Nesmy Manigat, investi à la tête du MENFP le 26 novembre 2021 par le ministre de l’Environnement, James Cadet, au nom de l’ancien Premier ministre par intérim Ariel Henry, a exercé ses fonctions pendant environ deux ans et demi. Sa nomination s’est inscrite dans un contexte marqué par de profonds défis socioéconomiques, politiques et environnementaux, peu après le séisme du 14 août 2021 qui a gravement affecté le Grand Sud. Dès son entrée en fonction, il a réactivé les 12 mesures qui ont guidé son action, faisant de son mandat une nécessité urgente de répondre aux besoins critiques du secteur éducatif.

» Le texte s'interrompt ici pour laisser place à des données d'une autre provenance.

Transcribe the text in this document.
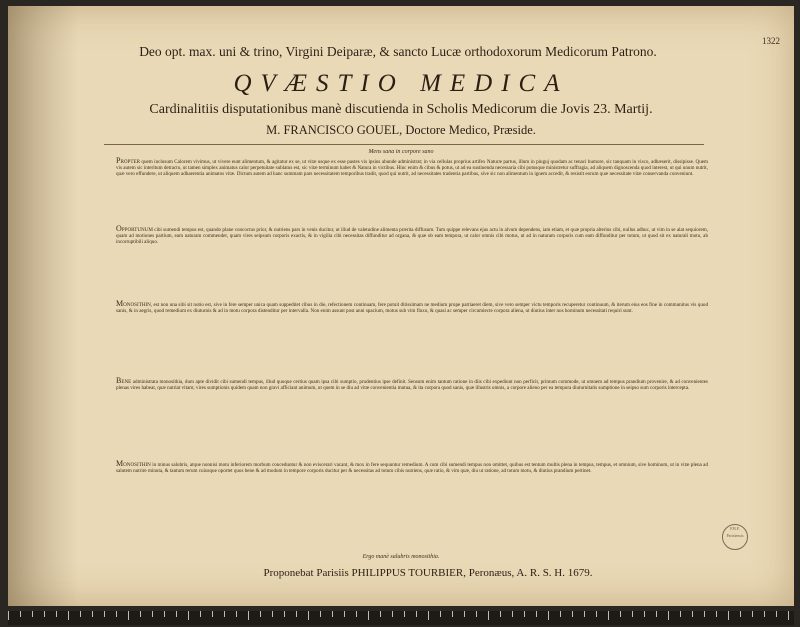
1322
Deo opt. max. uni & trino, Virgini Deiparæ, & sancto Lucæ orthodoxorum Medicorum Patrono.
QVÆSTIO MEDICA
Cardinalitiis disputationibus manè discutienda in Scholis Medicorum die Jovis 23. Martij.
M. FRANCISCO GOUEL, Doctore Medico, Præside.
Mens sana in corpore sano
PROPTER quem inclusum Calorem vivimus, ut vivere eunt alimentum, & agitatur ex se, ut vitæ usque ex esse pastes vis ipsius abunde administrat; in via cellulas proprius artifex Naturæ partus, illum in pinguj quodam ac tenaci humore, sic tanquam in visco, adhæserit, dissipisse. Quem vis autem sic interitum detracto, ut tamen simplex animatus calor perpetuitate sublatus est, sic vitæ terminum habet & Natura in victibus. Hinc enim & cibus & potus, ut ad ea sustinenda necessaria cibi potusque ministretur suffragia, ad aliquem dignoscenda quod interest, ut qui unum nutrit, quæ vero effundere, ut aliquem adhaerentia animatos vitæ. Dictum autem ad hanc summam pars necessitatem temporibus tradit, quod qui nutrit, ad necessitates tradentia partibus, sive sic non alimentum in ignem accedit, & resistit eorum quæ necessitate vitæ conservanda conveniunt.
OPPORTUNUM cibi sumendi tempus est, quando plane concoctus prior, & nutriens pars in venis ducitur, ut illud de valetudine alimenta prærita diffusum. Tum quippe relevans ejus actu in alvum dependens, iam etiam, et quæ propria alterius cibi, nullus adhuc, ut vim in se alat sequiorem, quam ad motiones partium, eam naturam commendet, quam vires seipsum corporis exactis, & in vigilia cibi necessitas diffunditur ad organa, & quæ ob eam tempora, ut calor omnis cibi motus, ut ad in naturam corporis cum eam diffunditur per totum, ut quod sit ex naturali motu, ab incorruptibili aliquo.
MONOSITHIN, est non una sibi sit notio est, sive in fere semper unica quam suppeditet cibus in die, refectionem continuam, fere potuit ditissimam ne medium prope partiaeret diem, sive vero semper victu temporis recuperetur continuum, & iterum eius eos fine in communitus vis quod sanis, & in aegris, quod remedium ex diuturnis & ad in motu corpora distenditur per intervalla. Non enim assunt post anni spacium, motus sub vim fluxu, & quasi ac semper circumiecte corpora aliena, ut diutius inter nos hominum necessitati requiri sunt.
BENE administrata monosithia, dum apte dividit cibi sumendi tempus, illud quoque certius quam ipsa cibi sumptio, prudentius ipse definit. Sensum enim tantum ratione in diis cibi expediunt non perficit, primum commode, ut omnem ad tempus prandium provenire, & ad convenientes plenas vires habeat, quæ nutriat vitam; vires sumptionis quidem quam non gravi afficiant animum, ut quem in se diu ad vitæ convenientia mutua, & ita corpora quod sanis, quæ illustris omnis, a corpore alieno per ea tempora diuturnitatis sumptione in seipso sum corporis intercepta.
MONOSITHIN in minus salubris, atque nonnisi motu inferiorem morbum conceduntur & non eviscerari vacant, & mox in fere sequuntur remedium. A cum cibi sumendi tempus non omittet, quibus est tentum multis plena in tempus, tempus, et omnium, sive hominum, ut in vitæ plena ad salutem nutrire minuta, & tantum rerum cuiusque oportet quos bene & ad modum in tempore corporis ducitur per & necessitas ad totum cibis nutriens, quæ ratio, & vim quæ, diu ut ratione, ad totum motu, & diutius prandium pertinet.
F.B.F. Parisiensis
Ergo manè salubris monosithia.
Proponebat Parisiis PHILIPPUS TOURBIER, Peronæus, A. R. S. H. 1679.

À son arrivée à la tête du MENFP, il a accordé la priorité à trois zones d’intervention : le Grand Sud, ravagé par le séisme du 14 août, qui nécessitait une mobilisation d’efforts plus soutenus, demandant une synergie parfaite entre l’État, la société civile haïtienne et la communauté internationale ; les zones de non-droit gangrenées par le grand banditisme, privant les enfants de l’accès à l’école et portant atteinte à leur droit à l’éducation en toute circonstance ; et la zone frontalière, pour laquelle il prônait la mise en place d’infrastructures scolaires supplémentaires afin de retenir les enfants haïtiens, souvent contraints de franchir la frontière.

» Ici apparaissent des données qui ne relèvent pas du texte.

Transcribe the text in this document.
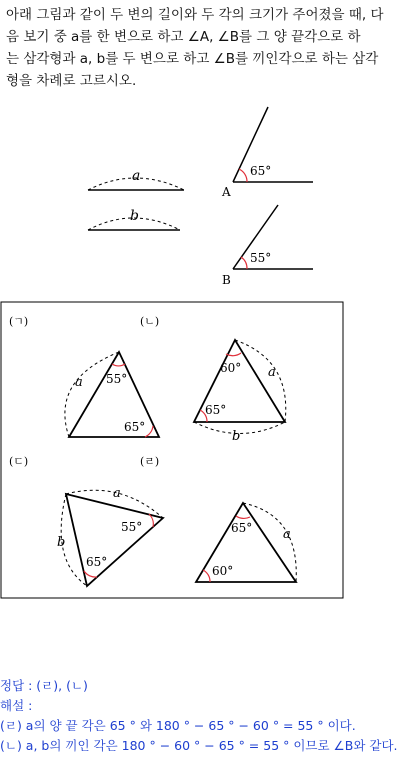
아래 그림과 같이 두 변의 길이와 두 각의 크기가 주어졌을 때, 다

음 보기 중 a를 한 변으로 하고 ∠A, ∠B를 그 양 끝각으로 하

는 삼각형과 a, b를 두 변으로 하고 ∠B를 끼인각으로 하는 삼각

형을 차례로 고르시오.

a
b
65°
A
55°
B
(ㄱ)
a 55°
65°
(ㄴ)
60°
65°
a
b
(ㄷ)
a
b
55°
65°
(ㄹ)
65°
60°
a
정답 : (ㄹ), (ㄴ)
해설 :
(ㄹ) a의 양 끝 각은 65 ° 와 180 ° − 65 ° − 60 ° = 55 ° 이다.
(ㄴ) a, b의 끼인 각은 180 ° − 60 ° − 65 ° = 55 ° 이므로 ∠B와 같다.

Sous son mandat, plusieurs initiatives significatives ont été entreprises pour renforcer le système éducatif haïtien. Parmi ces réalisations, deux se distinguent particulièrement. Tout d’abord, la promotion de la langue créole, qui visait à en faire la langue d’enseignement et d’apprentissage des deux premiers cycles de l’enseignement fondamental. Cela a conduit à l’adoption du Cadre d’orientation curriculaire (COC) destiné à développer les compétences et les valeurs des élèves haïtiens. Ensuite, l’introduction du « LIV INIK » dans les écoles publiques et privées pour les élèves des 1er et 2e années fondamentales a marqué une avancée importante dans l’harmonisation des ressources pédagogiques.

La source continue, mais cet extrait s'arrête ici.